So, who was Henry Kolka, anyway?

Some weeks back, the Department of Geography and Anthropology was happy to announce our student scholarship winners (see earlier blog post). After that, a few of us in the department started wondering about the scholarships and who they are named after. It seemed strange to honor current students with awards named after people of whom we knew little. Who was this Henry Kolka and how did we end up with a scholarship named after him? It seemed shameful not to know. Well, one thing led to another, and Bob Barth's daughter found an obituary of Henry Kolka. And that led to other things. 

According to the obituary, Henry Kolka was a professor of geography at UW-Eau Claire from 1943 to his retirement in 1975. He passed away in 1991. No faculty currently in the department was here when Mr. Kolka was, so faculty have no stories of Mr. Kolka. But Yvonne, our secretary, does. She started in 1970 and remembers him as somebody who liked to bring her flowers. Let that be a lesson to me.

Back to the obituary, Mr. Kolka got his B.S. at UW-Stevens Point, his M.S. at UW-Madison, and was a teacher and principal at Berlin, Oxford, and Muscoda, WI before coming to Eau Claire. He was a member of Trout Unlimited and served on the Putnam Park Commission. Well, whuddya know, our student Nate Wick is a member of Trout Unlimited and is currently working with faculty member Cyril Wilson to create a mobile application to collect crowd-sourced data from from fly fishermen participating as citizen scientists to monitor invasive species on Drifltess Area streams.  And faculty members Sean Hartnett, Bob Barth and Christina Hupy have all served on the Putnam Park Commission. And Doug Faulkner has no idea what he owes Mr. Kolka!

 
The most fascinating thing in the obituary for me, however, is that Mr. Kolka's family immigrated from Estonia. My grandmother is Estonian. Mr. Kolka was born in 1904 in Pärnu. I visited Pärnu when we took a sabbatical in Finland in 2008-2009, and fondly remember this coastal town. (One of the world's most renowned conductors, Neeme Järvi, was born in Pärnu.) 

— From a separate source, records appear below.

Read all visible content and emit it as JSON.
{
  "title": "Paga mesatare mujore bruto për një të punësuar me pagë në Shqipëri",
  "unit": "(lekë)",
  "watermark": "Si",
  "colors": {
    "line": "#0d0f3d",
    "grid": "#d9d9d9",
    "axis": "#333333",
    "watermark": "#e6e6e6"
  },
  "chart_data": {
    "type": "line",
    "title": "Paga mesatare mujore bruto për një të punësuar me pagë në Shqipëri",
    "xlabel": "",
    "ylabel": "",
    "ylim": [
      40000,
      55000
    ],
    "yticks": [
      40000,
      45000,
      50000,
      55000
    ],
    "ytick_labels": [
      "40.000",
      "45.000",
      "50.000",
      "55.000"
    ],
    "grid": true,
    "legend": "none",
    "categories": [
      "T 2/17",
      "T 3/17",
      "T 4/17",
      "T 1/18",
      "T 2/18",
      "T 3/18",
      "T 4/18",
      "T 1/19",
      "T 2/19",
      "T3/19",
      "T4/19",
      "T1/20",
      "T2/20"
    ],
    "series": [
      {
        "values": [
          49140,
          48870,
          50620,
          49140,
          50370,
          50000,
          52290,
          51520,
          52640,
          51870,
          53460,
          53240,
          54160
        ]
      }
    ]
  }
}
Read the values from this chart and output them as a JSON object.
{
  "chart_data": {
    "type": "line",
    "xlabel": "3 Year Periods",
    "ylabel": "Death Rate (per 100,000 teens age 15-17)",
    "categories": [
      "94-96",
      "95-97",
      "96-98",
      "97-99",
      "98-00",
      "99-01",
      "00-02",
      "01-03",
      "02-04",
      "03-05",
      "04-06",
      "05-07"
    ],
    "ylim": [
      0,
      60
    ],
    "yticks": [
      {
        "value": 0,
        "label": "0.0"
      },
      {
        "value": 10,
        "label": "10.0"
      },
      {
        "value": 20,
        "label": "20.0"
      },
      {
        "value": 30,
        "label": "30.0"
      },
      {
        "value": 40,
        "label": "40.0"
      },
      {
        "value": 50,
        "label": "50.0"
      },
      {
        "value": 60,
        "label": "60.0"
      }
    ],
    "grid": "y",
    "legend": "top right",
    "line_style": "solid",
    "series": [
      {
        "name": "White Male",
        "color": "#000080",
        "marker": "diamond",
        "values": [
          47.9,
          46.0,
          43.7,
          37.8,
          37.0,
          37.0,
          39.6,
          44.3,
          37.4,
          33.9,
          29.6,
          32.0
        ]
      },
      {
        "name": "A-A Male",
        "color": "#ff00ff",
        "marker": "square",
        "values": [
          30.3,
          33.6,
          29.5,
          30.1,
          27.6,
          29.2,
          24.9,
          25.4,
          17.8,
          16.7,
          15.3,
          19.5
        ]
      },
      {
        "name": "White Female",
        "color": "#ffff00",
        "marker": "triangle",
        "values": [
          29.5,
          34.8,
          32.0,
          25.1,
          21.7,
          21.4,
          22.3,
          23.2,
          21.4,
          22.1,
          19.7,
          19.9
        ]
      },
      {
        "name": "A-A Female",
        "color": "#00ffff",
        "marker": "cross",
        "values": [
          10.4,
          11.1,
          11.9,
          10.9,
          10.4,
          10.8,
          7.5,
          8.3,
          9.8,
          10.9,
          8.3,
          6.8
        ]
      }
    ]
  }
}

Map of Gulf of Riga, between
Latvia and Estonia.
Well, last week, we had a couple of Latvian students over to our house, and for some reason I told one of them, Kristijanis, of this geography professor who was born in Pärnu. When I said the name Kolka, he said that Kolka was in Latvia, and started telling me about the Livonians. Well, growing up in Ann Arbor, only 25 miles from Livonia, MI, I was fascinated. Being half Finnish, and learning that Livonians were Finnic, I was doubly fascinated. Being a geographer, I was infinitely fascinated. 

Livonian Flag
The town of Kolka is on the tip of the Cape of Kolka in the center of ancient Livonia; the Livonians are a Finnic society and one of Europe's last pagan societies to be converted to Christianity. Kristijanis said something about a wave of migrants traveling across the Gulf of Riga to Pärnu in Estonia, somewhere around the time Mr. Kolka was born. We got to wondering whether or not Henry Kolka was a Livonian. Was he? Did Mr. Kolka or his parents know Livonian? Sadly, the last native speaker of Livonian passed away in 2013, though I understand that Livonian is taught at the University of Latvia. 

The town of Kolka is also in the middle of the Slītere National Park, one of the oldest nature reserves in Baltic State, established in 2000, so it seems appropriate that Mr. Kolka was a conservationist. One way Mr. Kolka professionally distinguished himself was through his chairmanship of the Wisconsin State Scientific Preservation Council (1970-1975). According to The Milwaukee Journal of Sunday 7 April 1974, "the council's goal is to preserve typical areas and natural features in the four corners of the state for research of and teaching about what Wisconsin was like before land manipulations began." According to the same article, Mr. Kolka was proud of the fact that the Council managed to preserve 15,500 acres of natural areas between 1951 and 1974, with barely a budget.
Click here for pdf

It appears we owe Mr. Kolka much, and are thankful that we can carry on the traditions he has enabled. Mr. Kolka and the Wisconsin State Scientific Preservation Council were responsible for preserving 400 acres of the Tiffany Bottoms in Buffalo County as a state scientific area (see page 24 in Wisconsin Scientific Areas 1977). This is the very region in which our very own Dr. Doug Faulkner conducted his dissertation fieldwork and maintains active research.
 

 As we learn more about Mr. Kolka and his contributions to Wisconsin and to geography, we look forward to sharing it. For the time being, we are thankful that we can honor his memory and his work with the departmental scholarship of his name.

Comments

  1. Hank Kolka was my next door neighbor when I was a kid. Everyone love “Grandpa!” A benevolent sort!